Róża Gumienna w ćwierćfinale stoczyła walkę z reprezentantką Słowacji, z którą niefortunnie przegrała na The World Games 2017. W walce z obu stron było sporo wyczekiwania, jednak to Róża w trzeciej rundzie przeszła do działań ofensywnych i jednogłośnie wygrała na punkty. W półfinale Róża stoczyła walkę z reprezentantką Holandii. Pierwsze dwie rundy były wyrównane, w trzeciej Róża ruszyła do ataku ciosami bokserskimi, spychając przeciwniczkę do defensywy.
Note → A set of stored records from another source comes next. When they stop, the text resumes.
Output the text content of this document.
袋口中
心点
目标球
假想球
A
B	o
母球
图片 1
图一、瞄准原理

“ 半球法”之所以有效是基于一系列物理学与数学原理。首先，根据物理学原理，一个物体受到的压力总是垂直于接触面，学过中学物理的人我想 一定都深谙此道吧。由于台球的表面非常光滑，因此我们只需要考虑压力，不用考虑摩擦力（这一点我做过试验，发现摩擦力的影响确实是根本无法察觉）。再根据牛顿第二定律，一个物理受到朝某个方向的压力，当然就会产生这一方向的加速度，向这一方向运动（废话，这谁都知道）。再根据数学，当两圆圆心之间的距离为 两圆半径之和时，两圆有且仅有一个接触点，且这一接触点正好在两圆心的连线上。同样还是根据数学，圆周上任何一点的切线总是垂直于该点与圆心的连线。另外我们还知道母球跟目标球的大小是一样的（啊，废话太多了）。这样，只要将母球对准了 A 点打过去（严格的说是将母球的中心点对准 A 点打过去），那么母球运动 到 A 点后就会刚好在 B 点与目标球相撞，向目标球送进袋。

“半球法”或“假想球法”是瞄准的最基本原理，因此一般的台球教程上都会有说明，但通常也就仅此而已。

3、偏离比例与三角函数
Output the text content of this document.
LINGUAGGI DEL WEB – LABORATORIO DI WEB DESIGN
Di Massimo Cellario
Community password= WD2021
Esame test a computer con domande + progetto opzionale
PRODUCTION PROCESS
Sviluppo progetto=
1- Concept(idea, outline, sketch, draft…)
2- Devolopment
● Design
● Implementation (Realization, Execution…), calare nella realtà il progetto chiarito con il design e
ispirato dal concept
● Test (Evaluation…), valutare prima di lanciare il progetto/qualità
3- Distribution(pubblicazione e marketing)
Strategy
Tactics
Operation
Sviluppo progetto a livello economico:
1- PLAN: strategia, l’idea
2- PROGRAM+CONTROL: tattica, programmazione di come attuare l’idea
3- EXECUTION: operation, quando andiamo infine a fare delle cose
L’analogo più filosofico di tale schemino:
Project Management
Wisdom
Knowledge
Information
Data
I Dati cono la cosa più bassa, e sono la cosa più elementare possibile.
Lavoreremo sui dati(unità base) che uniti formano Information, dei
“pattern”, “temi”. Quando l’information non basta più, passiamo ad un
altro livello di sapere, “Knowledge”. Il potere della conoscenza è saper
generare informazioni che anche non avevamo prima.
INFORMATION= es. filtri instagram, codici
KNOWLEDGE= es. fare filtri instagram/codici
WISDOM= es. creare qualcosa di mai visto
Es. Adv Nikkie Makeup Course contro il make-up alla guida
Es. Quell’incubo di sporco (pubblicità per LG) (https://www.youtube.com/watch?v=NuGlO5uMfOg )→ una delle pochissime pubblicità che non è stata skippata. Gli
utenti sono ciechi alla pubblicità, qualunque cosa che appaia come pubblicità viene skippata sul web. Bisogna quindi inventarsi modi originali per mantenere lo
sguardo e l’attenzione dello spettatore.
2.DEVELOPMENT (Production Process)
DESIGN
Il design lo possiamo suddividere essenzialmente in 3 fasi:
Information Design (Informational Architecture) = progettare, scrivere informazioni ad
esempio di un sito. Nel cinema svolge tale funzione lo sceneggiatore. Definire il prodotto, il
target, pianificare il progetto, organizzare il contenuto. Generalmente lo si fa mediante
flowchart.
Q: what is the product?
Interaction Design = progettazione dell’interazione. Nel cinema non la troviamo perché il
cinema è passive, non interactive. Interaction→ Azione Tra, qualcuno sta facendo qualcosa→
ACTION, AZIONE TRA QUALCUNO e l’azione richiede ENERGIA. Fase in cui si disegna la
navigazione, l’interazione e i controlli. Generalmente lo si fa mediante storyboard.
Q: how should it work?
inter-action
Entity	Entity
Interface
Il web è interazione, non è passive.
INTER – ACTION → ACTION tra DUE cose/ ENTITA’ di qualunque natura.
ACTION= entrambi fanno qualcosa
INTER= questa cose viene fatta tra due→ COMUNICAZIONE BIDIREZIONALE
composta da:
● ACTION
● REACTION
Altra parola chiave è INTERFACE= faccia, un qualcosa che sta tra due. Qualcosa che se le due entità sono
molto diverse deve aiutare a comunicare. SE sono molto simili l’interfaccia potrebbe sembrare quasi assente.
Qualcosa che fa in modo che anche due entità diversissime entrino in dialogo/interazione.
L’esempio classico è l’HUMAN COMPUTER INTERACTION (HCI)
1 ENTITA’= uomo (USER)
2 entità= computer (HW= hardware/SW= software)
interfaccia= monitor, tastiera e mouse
Mimo to sędziowie wskazali na zwycięstwo Holenderki, a Róża musiała wrócić do domu z brązowym medalem. Mateusz Pluta rozpoczął rywalizację od pojedynku z reprezentantem Szwajcarii, Ronnie Koechlinem. Mimo prób skracania dystansu przez przeciwnika, Mateusz wygrał walkę jednogłośnie na punkty.

Drugą walkę Mateusz stoczył z reprezentantem Belgii. Przeciwnik od początku wywierał presję, celnie kontrował prawym prostym, mocno rozbijając Mateuszowi nos. Nasz zawodnik starał się utrzymać dystans i punktować długimi technikami. W starciu rywal wielokrotnie „wycinał” Mateusza, za co dostał ostrzeżenie. Mateusz podkręcił tempo, odzyskując prowadzenie, co zapewniło mu zwycięstwo. W półfinale Mateusz spotkał się z Ahmedem Krnjicem. Pojedynek nie należał do porywających, z dużą ilością klinczu i przewracania. Mimo czystych trafień Mateusza, punkty nie były przyznawane albo wędrowały na konto Bośniaka. W wyniku czego Mateusz zakończył Mistrzostwa Świata z brązowym medalem.